The Amazon Echo uses dual-antenna and dual-band WiFi signal for communication, as well as Bluetooth to stream music from a phone or other mobile device.
It has two speakers, a 2 inch tweeter and a 2.5 inch woofer with reflex port to enhance sound. The app for Alexa is compatible with iOS, Android, FireOS, and accessible via any web browser on your computer or laptop.
The Echo also works with various home automation systems, including SmartThings, ecobee, Hue lights, Vera, Nest, and Much More! The Alexa “Skills” include partnerships with Uber for rides, with Domino’s to order a pizza, with Expedia to get travel tickets, with NPR for popular radio shows and news, as well as many more being added every day.
The main advantage of the Amazon Echo is Alexa’s “Skills,” and the fact that you can program your own. This makes the Echo perfect for programmers or techies who are into customizing their smart home.
It’s been consistently rated high by every tech reviewer out there, and Amazon already has brand recognition and top notch support. It’s the only voice control that lets you buy things directly through Amazon as well.
There still isn’t an easy way to connect the original Echo to another set of speakers - The dor can, however. The onboard speakers also aren’t the best, as it tends to fuzz out once you set it at a high volume, especially the bass.
The price is another con, as it’s more expensive than any other voice control on the market. This may not seem like a big deal for all it does, but there are limitations, especially for audiophiles.
The Google Home
Amazon’s Echo was first and is arguably the top of the market when it comes to voice controlled home automation, but Google Home is rapidly giving them a run for their money.
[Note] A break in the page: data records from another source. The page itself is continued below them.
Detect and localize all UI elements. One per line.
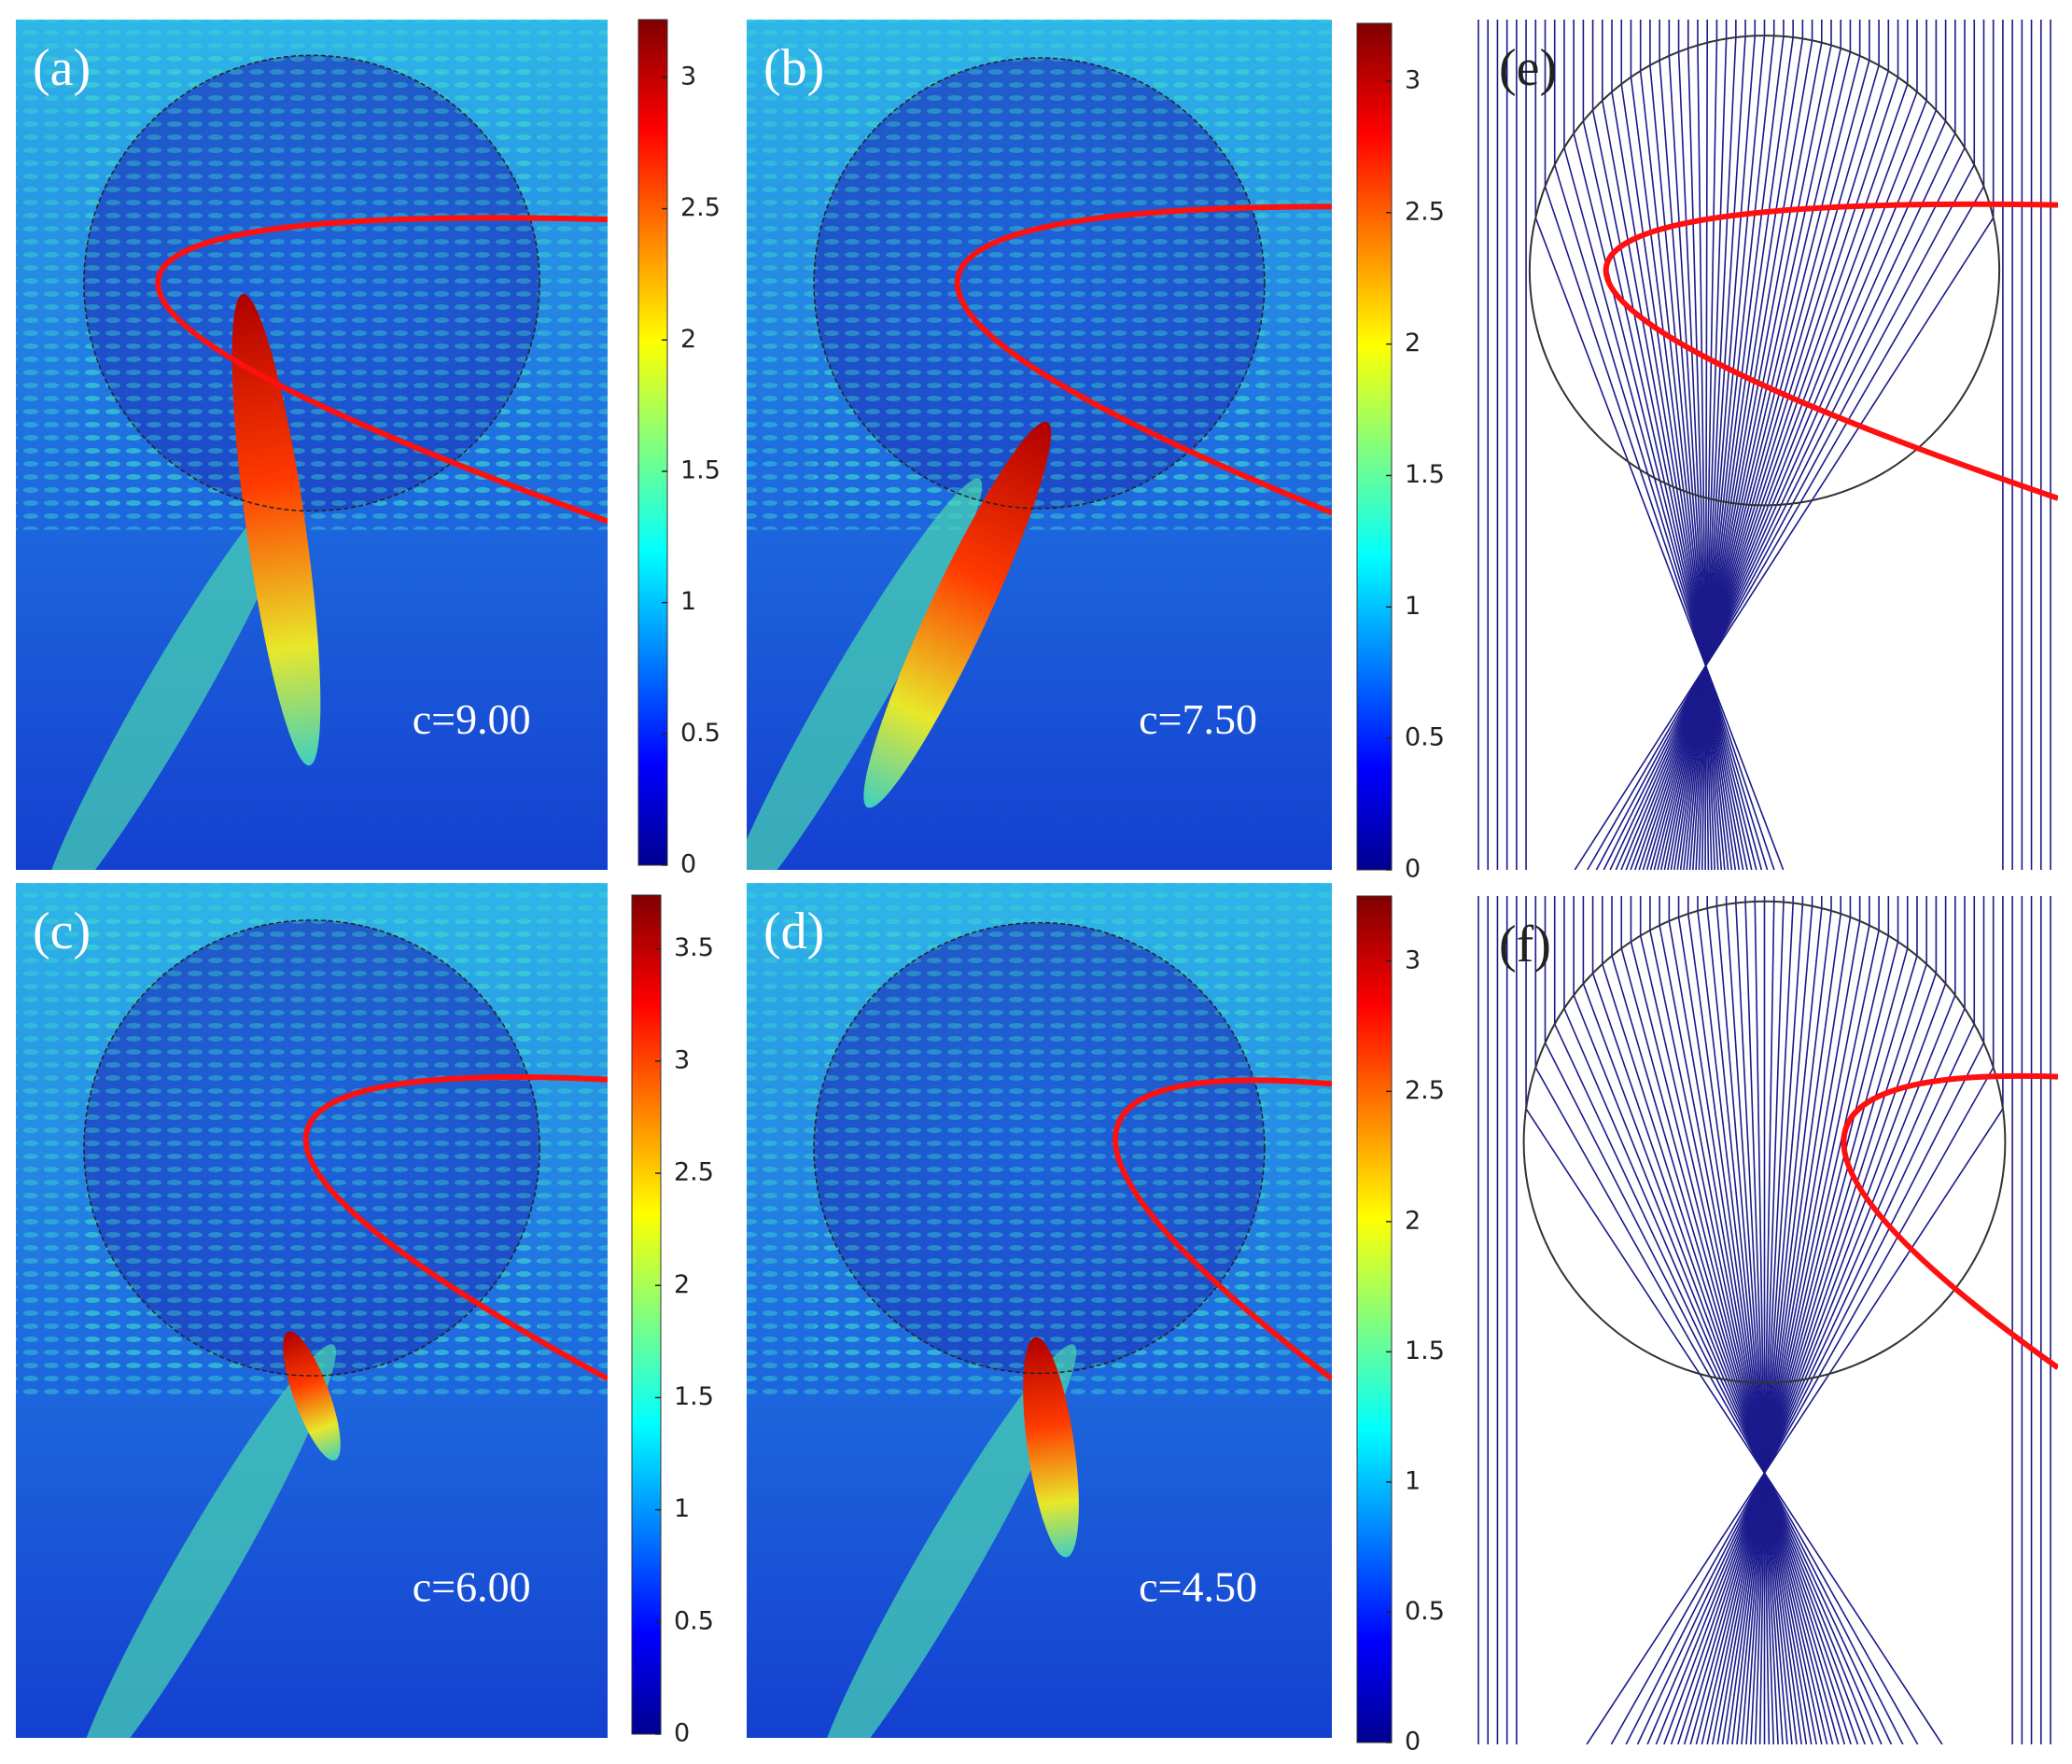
parameter-label: c=6.00 [413,1562,531,1610]
colorbar-tick-label: 0.5 [1405,723,1445,752]
panel-label: (e) [1499,39,1557,97]
colorbar-tick-label: 3.5 [674,933,714,962]
colorbar-tick-label: 2 [1405,1206,1421,1235]
field-content [747,20,1332,870]
colorbar-tick-label: 2.5 [1405,197,1445,226]
colorbar-tick-label: 0.5 [680,719,721,748]
fringes [814,922,1265,1374]
colorbar-tick-label: 0 [1405,1728,1421,1757]
ray-panel: (f) [1477,896,2058,1744]
ray-panel: (e) [1477,20,2058,870]
red-curve [302,1074,608,1381]
colorbar [1356,895,1393,1743]
colorbar-tick-label: 3 [1405,65,1421,94]
ray [1574,20,1995,870]
colorbar-tick-label: 0 [680,850,696,879]
red-curve [155,215,608,525]
ray [1544,896,1904,1744]
panel-label: (f) [1499,916,1551,973]
colorbar-tick-label: 2.5 [1405,1076,1445,1105]
disk-outline [813,57,1266,510]
ray [1625,896,1985,1744]
colorbar-tick-label: 1 [1405,1466,1421,1495]
ray [1625,20,1927,870]
colorbar-tick-label: 1.5 [1405,1337,1445,1365]
field-content [747,883,1332,1738]
side-beam [747,478,983,870]
disk-outline [83,919,540,1377]
colorbar-tick-label: 1 [1405,592,1421,621]
rays [1477,896,2051,1744]
parameter-label: c=4.50 [1139,1562,1257,1610]
colorbar-tick-label: 1 [674,1494,690,1523]
colorbar-tick-label: 3 [680,62,696,91]
panel-label: (c) [33,903,91,960]
side-beam [74,1344,336,1738]
colorbar [631,894,662,1735]
field-panel: (a) c=9.00 0 0.5 1 1.5 2 2.5 3 [16,19,721,879]
red-curve [1603,201,2058,501]
panel-label: (a) [33,39,91,97]
focal-beam [283,1331,341,1461]
colorbar [1356,22,1393,871]
colorbar-tick-label: 3 [674,1045,690,1074]
colorbar-tick-label: 2 [674,1270,690,1299]
lens-outline [1522,900,2007,1384]
red-curve [1113,1077,1332,1381]
field-content [16,883,608,1738]
parameter-label: c=7.50 [1139,695,1257,743]
field-panel: (d) c=4.50 0 0.5 1 1.5 2 2.5 3 [747,883,1445,1757]
field-content [16,20,608,870]
colorbar-tick-label: 0 [1405,855,1421,884]
focal-beam [231,293,321,766]
colorbar-tick-label: 0 [674,1719,690,1748]
colorbar-tick-label: 0.5 [674,1606,714,1635]
colorbar-tick-label: 2 [680,325,696,354]
panel-label: (b) [763,39,824,97]
disk-outline [83,54,540,512]
side-beam [815,1344,1077,1738]
focal-beam [1023,1337,1079,1558]
colorbar-tick-label: 0.5 [1405,1597,1445,1626]
focal-beam [863,421,1052,808]
panel-label: (d) [763,903,824,960]
colorbar-tick-label: 1.5 [674,1382,714,1411]
colorbar-tick-label: 1.5 [1405,460,1445,489]
colorbar-tick-label: 1.5 [680,455,721,484]
side-beam [39,478,301,870]
field-panel: (c) c=6.00 0 0.5 1 1.5 2 2.5 3 3.5 [16,883,714,1748]
colorbar-tick-label: 3 [1405,945,1421,974]
colorbar [637,19,668,866]
field-panel: (b) c=7.50 0 0.5 1 1.5 2 2.5 3 [747,20,1445,884]
colorbar-tick-label: 2.5 [680,193,721,222]
colorbar-tick-label: 1 [680,587,696,616]
parameter-label: c=9.00 [413,695,531,743]
red-curve [955,203,1332,516]
red-curve [1841,1072,2058,1370]
colorbar-tick-label: 2 [1405,329,1421,357]
colorbar-tick-label: 2.5 [674,1158,714,1187]
lens-outline [1528,35,2001,507]
fringes [83,55,540,511]
disk-outline [813,921,1266,1375]
fringes [83,919,540,1377]
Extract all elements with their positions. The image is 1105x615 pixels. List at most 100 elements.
People discounted Android as an operating system too, and it has become the dominant OS. Decades of search power and an unrivaled connectivity allow Google to provide a product in Home that can seamlessly integrate into your routine. If you use Gmail, Chrome, Chromecast, Maps, and other Google products on a regular basis, Home can upgrade your experience and your life.
The design is compact and clean white, though you can upgrade it to have different colored bases for a few extra dollars. The Home has one speaker, two far-field microphones, and a touch interface for volume and power.
You can network many Homes in different rooms, and only the nearest device will hear and respond (similar to how the Echo does it). Google Home is compatible with Spotify, YouTube Music, Pandora, Nest, Honeywell, SmartThings, Phillips Hue, Netflix, YouTube, Chromecast, Phillips TVs, Google Calendars, as well as many more.
Google has your email, web browsing, traffic reports and GPS navigation, TV casting, music streaming, to-do lists, and even calendar events already locked down with their wide array of Google products.
Alexa has skills, but Google has a ton of features already built into the system. The Home is also much more reasonably priced than the Echo.
The Home supports some of the same things as Echo, though not near as many different apps and home automation systems.
That’s the major drawback, is that you can’t access as many things with the Google Home, only Google products like Chromecast.
You can only connect one Google account at a time, though.
Which Is Best for Voice Control Home Automation?
When you put the Amazon Echo and the Google Home up against each other, the Echo edges out the Home as it is now. The main reason is that the Echo is more customizable and has more integrated services than the Google Home, though that might change as Google researches, upgrades, and adds more services.
Many reviewers said that the Home seems like the first version of the Echo, so Google definitely has room to grow.